= California Juvenile Stakes =

The California Juvenile Stakes was an American Thoroughbred horse race for two-year-old horses held annually in Northern California. Historically classified as a Grade III event, the race served as a testing ground for young talent on the West Coast, often acting as a precursor to the Triple Crown series for maturing colts and geldings.

==History==

The race was a long-standing fixture at Bay Meadows Racetrack in San Mateo, California, until that facility's closure in 2008. Following the closing of Bay Meadows, the event was intermittently hosted at Golden Gate Fields in Albany, California, which remained the primary venue for major Northern California racing until its own closure on June 9, 2024.During its tenure at Bay Meadows, the race was contested on a dirt surface at distances ranging from 1 mile to 1 1/16 miles.

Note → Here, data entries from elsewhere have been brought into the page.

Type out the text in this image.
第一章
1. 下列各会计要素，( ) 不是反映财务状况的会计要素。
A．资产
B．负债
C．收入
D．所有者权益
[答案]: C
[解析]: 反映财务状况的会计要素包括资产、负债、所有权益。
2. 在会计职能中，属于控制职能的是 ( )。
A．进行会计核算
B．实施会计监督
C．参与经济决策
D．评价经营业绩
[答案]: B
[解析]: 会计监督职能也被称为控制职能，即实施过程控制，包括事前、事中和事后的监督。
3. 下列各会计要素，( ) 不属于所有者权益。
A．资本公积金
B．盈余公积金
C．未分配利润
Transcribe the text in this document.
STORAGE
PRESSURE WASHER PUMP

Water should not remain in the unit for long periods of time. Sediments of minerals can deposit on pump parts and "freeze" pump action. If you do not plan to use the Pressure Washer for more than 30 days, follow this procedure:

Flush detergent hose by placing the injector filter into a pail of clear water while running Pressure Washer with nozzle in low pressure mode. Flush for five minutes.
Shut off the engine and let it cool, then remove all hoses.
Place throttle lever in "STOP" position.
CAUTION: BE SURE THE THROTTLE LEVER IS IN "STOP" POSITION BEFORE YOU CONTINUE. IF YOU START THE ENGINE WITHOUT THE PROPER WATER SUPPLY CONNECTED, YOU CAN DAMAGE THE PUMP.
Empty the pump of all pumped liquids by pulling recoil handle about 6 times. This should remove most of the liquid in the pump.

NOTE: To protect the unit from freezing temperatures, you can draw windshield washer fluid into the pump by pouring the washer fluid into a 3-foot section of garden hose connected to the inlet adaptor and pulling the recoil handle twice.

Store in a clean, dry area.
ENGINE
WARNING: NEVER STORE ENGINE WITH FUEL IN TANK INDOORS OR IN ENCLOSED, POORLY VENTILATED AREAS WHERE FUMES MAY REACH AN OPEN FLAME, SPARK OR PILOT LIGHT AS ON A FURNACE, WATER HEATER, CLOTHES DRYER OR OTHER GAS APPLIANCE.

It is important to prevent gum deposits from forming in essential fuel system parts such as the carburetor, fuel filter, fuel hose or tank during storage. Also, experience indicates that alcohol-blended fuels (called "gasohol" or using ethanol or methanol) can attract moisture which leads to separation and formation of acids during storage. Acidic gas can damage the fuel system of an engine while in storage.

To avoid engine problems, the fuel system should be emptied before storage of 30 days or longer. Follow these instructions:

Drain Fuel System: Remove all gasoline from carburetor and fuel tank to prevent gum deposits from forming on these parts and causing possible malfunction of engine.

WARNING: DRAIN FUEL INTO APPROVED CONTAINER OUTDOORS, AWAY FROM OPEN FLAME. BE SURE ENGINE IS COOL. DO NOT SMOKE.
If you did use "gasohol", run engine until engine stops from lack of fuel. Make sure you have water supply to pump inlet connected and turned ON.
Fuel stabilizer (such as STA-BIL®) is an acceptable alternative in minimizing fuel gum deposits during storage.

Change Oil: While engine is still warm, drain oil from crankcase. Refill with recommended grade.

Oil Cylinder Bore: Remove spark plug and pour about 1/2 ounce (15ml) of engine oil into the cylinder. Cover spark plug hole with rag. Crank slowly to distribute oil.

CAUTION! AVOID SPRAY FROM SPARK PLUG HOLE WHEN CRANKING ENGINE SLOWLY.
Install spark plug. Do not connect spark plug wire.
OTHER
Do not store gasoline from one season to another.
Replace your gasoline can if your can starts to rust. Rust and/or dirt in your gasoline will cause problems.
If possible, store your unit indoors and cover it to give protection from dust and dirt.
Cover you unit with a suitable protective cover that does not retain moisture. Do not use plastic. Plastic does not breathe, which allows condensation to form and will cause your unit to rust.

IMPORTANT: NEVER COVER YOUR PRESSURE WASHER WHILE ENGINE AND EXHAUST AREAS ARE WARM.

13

In its later years at Golden Gate Fields, the race was run on the synthetic tapeta surface.

==Notable Winners==
Several winners of the California Juvenile Stakes achieved success in the racing world:

- Desert Wine (1982): After winning this stakes, Desert Wine went on to place second in both the Kentucky Derby and the Preakness Stakes in 1983.

- Globalize (1999): Trained by Jerry Hollendorfer, Globalize was a leading Northern California contender who eventually won the Grade II Spiral Stakes.

- Mountain Skier (1995): Set a high-performance standard for the race during the mid-90s, recording one of the highest Beyer Speed Figures in the race's history.